Les psychologues sont nettement mieux formés que les médecins au chapitre de la psychothérapie : pourquoi devraient-ils faire le détour par le médecin pour pouvoir traiter les personnes? C’est un inutile ajout de coûts qui en plus, limite l’accès au programme, compte tenu de la grande difficulté de la population à avoir accès à un médecin.

Le modèle anglais impose des protocoles formatés et abrégés qui réduisent le travail des psychologues à celui de techniciens en santé mentale. Une telle approche conduit à la perversion des soins par le déni des réalités de la souffrance émotionnelle, de la dépendance et de la vulnérabilité des personnes, tout en tournant le dos à la complexité requise pour faire face aux personnes en détresse.

Cette standardisation des services de santé mentale nous fait penser à la méthode Lean implantée dans le réseau et récemment désavouée par la Cour supérieure du Québec. Nous craignons la même déshumanisation pour les protocoles de services psychologiques inspirés du modèle britannique : les personnes ne sont pas de petites machines dont on répare les rouages brisés en se limitant au traitement du symptôme.

Mettre un « plasteur » sur le bobo n’est pas suffisant. Les psychologues déplorent que de tels protocoles dénaturent l’essence de la psychothérapie, sans compter que la mécanisation des soins prédispose à l’épuisement professionnel.

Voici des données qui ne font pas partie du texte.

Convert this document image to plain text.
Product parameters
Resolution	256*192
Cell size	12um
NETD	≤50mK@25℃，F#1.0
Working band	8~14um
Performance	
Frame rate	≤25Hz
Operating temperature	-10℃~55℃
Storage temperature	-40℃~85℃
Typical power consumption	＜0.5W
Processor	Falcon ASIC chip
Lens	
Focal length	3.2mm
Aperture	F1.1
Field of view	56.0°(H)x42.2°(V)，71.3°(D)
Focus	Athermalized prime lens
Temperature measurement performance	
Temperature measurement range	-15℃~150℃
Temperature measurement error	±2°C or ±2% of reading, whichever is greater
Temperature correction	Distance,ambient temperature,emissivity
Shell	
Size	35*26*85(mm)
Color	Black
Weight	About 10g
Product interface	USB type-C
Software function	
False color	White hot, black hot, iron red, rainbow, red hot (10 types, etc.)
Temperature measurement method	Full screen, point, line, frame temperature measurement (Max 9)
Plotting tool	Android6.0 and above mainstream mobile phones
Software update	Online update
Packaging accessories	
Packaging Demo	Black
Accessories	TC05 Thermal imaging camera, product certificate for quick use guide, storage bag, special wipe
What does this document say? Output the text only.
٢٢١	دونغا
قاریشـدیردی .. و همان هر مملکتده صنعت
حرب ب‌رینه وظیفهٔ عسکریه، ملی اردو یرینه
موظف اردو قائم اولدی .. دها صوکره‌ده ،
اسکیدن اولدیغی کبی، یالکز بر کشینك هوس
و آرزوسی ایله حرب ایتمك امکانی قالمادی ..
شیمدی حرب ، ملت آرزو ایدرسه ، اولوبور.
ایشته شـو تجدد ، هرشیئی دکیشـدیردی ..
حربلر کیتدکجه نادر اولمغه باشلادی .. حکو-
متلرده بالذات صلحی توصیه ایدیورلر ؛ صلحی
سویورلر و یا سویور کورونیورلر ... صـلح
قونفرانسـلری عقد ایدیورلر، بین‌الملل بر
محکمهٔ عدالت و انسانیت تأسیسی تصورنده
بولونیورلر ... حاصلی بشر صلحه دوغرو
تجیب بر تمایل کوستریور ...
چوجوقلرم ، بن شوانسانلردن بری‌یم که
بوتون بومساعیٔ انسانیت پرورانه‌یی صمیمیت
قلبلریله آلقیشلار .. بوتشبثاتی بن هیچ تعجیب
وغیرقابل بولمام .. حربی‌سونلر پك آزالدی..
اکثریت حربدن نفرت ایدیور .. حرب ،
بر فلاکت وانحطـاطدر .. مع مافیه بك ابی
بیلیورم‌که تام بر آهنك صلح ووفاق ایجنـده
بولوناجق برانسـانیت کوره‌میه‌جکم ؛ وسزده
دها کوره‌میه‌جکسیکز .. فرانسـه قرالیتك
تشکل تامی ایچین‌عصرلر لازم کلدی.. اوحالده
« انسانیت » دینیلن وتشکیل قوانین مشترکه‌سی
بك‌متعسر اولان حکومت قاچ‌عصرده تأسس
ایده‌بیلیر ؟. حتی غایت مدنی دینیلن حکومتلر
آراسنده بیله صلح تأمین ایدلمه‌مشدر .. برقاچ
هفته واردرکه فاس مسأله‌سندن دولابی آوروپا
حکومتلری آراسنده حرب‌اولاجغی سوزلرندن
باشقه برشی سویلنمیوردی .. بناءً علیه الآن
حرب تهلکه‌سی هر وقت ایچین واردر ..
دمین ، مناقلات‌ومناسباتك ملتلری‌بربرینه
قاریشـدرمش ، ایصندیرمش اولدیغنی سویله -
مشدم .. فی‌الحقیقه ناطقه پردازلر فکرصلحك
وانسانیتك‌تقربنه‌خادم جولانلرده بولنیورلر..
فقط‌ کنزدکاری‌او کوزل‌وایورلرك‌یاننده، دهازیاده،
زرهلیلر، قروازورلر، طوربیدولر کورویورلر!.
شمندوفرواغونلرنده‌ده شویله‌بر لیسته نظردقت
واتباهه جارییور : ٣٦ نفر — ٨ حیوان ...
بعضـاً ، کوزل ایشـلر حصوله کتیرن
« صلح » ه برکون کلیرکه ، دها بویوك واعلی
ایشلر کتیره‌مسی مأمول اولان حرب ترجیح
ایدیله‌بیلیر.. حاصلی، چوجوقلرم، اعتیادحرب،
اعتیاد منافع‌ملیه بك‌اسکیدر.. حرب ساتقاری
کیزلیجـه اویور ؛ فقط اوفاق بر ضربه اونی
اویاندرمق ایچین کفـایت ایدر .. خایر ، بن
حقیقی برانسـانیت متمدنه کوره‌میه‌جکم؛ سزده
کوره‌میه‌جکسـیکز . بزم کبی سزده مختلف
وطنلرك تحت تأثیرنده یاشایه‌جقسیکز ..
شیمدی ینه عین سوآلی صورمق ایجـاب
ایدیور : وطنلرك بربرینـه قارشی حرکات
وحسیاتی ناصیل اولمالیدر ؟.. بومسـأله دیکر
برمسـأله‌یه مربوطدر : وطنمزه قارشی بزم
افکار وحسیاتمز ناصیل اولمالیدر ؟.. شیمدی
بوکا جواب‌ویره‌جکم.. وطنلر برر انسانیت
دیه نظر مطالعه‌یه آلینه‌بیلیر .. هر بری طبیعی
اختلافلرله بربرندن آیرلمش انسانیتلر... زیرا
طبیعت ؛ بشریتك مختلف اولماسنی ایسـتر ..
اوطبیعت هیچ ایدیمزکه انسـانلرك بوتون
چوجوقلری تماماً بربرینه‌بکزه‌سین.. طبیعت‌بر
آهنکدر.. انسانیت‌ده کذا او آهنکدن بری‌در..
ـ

Pour intéresser les psychologues à ce programme public de psychothérapie, il faudra faire confiance en leur jugement et leurs habiletés professionnelles et considérer qu’ils sont déjà suffisamment formés pour être accrédités à y intervenir. Et leur permettre de prodiguer les services dont les personnes ont besoin, une clientèle vulnérable qui n’est pas aussi facile à traiter qu’un problème de chaîne de montage.

Comme nous sommes les premiers concernés par l’implantation de ce programme public, nous exigeons d’être au cœur de cette initiative. Il s’agit là d’une condition essentielle au succès d’une telle entreprise.